彼女は男性の声にも聞こえる独特な声で梓に話しかけた。

「『ヒューマンロード』?私の事…?あなたは一体誰?」

その問いに東城が答える。

「この人は『ダークロード』、ホリィ・ヴァルハランド」
「ダークロード?」

ダークロードことホリィは鼻で笑う。

「そう、この東城や南、フィンスターが所属する組織、君達の言う『影の組織』、
 本当の名を『ナイト・オブ・ダークネス』、そこのリーダーだ」

梓は思わず鷹守宗孝に手をかける。

「私は戦いに来たのではない。手助けに来たのだ…それは周りを見れば一目瞭然であろう?」

梓は確かに、と思う。

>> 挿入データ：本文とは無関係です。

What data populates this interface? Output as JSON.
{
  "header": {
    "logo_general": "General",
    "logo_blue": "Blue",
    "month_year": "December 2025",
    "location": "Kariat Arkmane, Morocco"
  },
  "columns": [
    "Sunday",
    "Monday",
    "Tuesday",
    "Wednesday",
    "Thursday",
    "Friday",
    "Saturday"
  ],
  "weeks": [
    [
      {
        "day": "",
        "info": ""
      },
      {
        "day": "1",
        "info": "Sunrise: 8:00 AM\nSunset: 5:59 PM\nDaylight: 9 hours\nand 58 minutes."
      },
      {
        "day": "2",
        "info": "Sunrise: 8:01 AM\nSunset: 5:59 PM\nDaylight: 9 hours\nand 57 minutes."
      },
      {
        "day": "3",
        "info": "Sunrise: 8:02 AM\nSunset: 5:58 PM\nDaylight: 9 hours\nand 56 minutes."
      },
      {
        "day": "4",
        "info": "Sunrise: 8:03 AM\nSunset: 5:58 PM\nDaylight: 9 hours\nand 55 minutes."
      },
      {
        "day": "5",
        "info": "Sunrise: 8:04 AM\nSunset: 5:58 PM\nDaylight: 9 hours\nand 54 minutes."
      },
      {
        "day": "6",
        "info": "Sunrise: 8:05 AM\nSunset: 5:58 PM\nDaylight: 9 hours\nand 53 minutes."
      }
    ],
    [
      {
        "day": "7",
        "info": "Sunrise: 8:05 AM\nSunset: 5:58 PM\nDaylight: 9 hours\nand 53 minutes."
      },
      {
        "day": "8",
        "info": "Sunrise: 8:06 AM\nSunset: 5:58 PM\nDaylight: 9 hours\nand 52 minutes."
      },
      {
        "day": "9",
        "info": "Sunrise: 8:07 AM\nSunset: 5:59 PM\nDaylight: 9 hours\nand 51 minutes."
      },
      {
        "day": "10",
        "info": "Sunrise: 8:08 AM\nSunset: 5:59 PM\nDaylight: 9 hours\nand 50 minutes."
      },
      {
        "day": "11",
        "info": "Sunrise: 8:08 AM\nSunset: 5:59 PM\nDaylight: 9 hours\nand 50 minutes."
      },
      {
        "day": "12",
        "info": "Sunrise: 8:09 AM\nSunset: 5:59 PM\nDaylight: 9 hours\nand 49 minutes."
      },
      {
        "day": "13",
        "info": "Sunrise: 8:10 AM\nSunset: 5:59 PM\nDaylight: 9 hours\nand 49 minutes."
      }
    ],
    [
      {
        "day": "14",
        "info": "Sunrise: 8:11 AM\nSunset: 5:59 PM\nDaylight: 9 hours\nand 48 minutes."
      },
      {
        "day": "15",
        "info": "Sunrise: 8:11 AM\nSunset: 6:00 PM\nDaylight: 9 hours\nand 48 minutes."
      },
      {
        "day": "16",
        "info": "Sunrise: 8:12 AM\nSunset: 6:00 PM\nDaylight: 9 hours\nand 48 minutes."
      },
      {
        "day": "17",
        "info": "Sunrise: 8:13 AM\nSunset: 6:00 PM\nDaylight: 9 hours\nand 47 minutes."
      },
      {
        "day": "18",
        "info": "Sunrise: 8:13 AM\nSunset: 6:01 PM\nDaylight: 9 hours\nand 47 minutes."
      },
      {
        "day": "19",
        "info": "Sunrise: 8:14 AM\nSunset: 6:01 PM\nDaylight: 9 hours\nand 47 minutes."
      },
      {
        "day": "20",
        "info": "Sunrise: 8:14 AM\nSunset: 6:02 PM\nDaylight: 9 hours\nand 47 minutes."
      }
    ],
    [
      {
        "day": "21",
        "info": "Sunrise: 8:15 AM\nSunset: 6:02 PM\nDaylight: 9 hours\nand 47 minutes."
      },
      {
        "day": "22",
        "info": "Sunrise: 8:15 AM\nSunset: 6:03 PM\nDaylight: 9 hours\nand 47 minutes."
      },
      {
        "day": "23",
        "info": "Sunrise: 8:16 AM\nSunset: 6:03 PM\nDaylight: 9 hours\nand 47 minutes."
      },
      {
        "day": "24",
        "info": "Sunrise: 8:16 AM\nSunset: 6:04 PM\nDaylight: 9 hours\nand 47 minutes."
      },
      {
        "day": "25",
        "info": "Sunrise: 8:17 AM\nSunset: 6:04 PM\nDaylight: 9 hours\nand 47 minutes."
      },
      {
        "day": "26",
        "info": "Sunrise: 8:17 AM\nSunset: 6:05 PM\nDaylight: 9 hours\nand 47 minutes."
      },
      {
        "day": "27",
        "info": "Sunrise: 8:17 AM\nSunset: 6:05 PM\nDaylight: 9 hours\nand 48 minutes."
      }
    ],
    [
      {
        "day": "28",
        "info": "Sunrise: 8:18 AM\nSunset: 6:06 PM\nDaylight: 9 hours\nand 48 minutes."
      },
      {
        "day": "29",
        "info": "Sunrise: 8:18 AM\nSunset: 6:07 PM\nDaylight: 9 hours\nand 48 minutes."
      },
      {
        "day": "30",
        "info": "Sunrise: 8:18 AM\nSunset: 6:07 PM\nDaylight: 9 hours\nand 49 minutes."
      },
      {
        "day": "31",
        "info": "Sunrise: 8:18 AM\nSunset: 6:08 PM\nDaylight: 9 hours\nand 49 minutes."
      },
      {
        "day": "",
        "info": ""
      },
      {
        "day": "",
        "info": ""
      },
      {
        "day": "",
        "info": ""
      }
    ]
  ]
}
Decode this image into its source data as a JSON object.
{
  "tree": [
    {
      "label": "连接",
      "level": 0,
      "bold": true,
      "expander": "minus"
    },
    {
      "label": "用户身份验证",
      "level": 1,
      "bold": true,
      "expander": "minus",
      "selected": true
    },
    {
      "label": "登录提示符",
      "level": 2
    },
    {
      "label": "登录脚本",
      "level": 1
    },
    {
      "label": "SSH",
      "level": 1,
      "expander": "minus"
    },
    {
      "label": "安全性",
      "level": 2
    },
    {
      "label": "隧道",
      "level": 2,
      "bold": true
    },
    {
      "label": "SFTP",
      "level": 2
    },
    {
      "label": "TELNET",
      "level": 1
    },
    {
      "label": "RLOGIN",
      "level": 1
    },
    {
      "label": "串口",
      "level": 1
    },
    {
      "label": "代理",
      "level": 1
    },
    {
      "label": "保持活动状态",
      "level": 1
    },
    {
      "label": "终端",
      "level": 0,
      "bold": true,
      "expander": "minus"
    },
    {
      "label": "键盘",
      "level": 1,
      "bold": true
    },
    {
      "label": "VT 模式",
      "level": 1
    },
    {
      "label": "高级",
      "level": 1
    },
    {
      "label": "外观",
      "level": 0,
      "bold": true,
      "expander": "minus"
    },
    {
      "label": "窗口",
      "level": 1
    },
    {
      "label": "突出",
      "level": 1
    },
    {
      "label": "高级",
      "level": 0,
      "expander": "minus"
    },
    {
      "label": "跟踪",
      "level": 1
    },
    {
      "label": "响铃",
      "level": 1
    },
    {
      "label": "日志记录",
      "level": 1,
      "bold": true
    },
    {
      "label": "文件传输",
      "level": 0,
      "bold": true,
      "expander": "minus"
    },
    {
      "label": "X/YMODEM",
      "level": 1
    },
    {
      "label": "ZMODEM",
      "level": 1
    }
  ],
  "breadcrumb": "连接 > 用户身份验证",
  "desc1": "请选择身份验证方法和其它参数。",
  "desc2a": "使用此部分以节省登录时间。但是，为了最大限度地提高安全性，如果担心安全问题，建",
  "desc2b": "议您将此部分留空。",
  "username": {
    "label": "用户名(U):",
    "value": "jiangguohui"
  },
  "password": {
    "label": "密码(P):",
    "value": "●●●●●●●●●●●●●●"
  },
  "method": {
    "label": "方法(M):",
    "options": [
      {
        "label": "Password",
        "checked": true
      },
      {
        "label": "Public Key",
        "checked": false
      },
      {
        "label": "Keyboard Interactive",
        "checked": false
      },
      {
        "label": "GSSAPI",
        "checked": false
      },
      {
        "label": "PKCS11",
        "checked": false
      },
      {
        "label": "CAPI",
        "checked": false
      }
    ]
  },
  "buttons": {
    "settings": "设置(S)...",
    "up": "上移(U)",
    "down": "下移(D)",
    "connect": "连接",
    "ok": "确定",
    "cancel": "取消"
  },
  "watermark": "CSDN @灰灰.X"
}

ここに倒れてる人達は全員自分の賞金を狙っていた事もわかっている。
そうでなければ北条院のビルの前で出待ちする道理がない。
だが梓はこの「ダークロード」を名乗るホリィの事が気にかかっていた。

「しかし…こんなクズの金の亡者共の上に立っても面白みがないな…」

ホリィはそういうと近くに倒れている男の顔面を踏みつける。
男は痛みを感じているのかいないのか分からないが、言葉にならないうめき声を上げるだけであった。

「…この人達に何をしたの?」
「今はそんなことを気にしている場合かね?北条院が待っているぞ?」
「それではダークロード、行ってきます!梓ちゃん、早く北条院を倒しに行こうよ!」

東城は先を急ぐが梓は首を振る。

「金の亡者…って言ったけど…あんたこそ金の亡者なんじゃない?
 他の賞金稼ぎを倒して私を北条院に受け渡そうって魂胆じゃないの?」

ホリィはほくそ笑む。

「金が目当てなら東城一人付けていけば良いだけの事。東城は組織の一員なのだからな。
 東城が70億を手にすればそれは組織に金が入るのと同じこと…違うかね?」

たしかに、と梓は思う。自分の鷹森組も一人が儲けるのではなく組織で儲けそこから給料がでるのだ。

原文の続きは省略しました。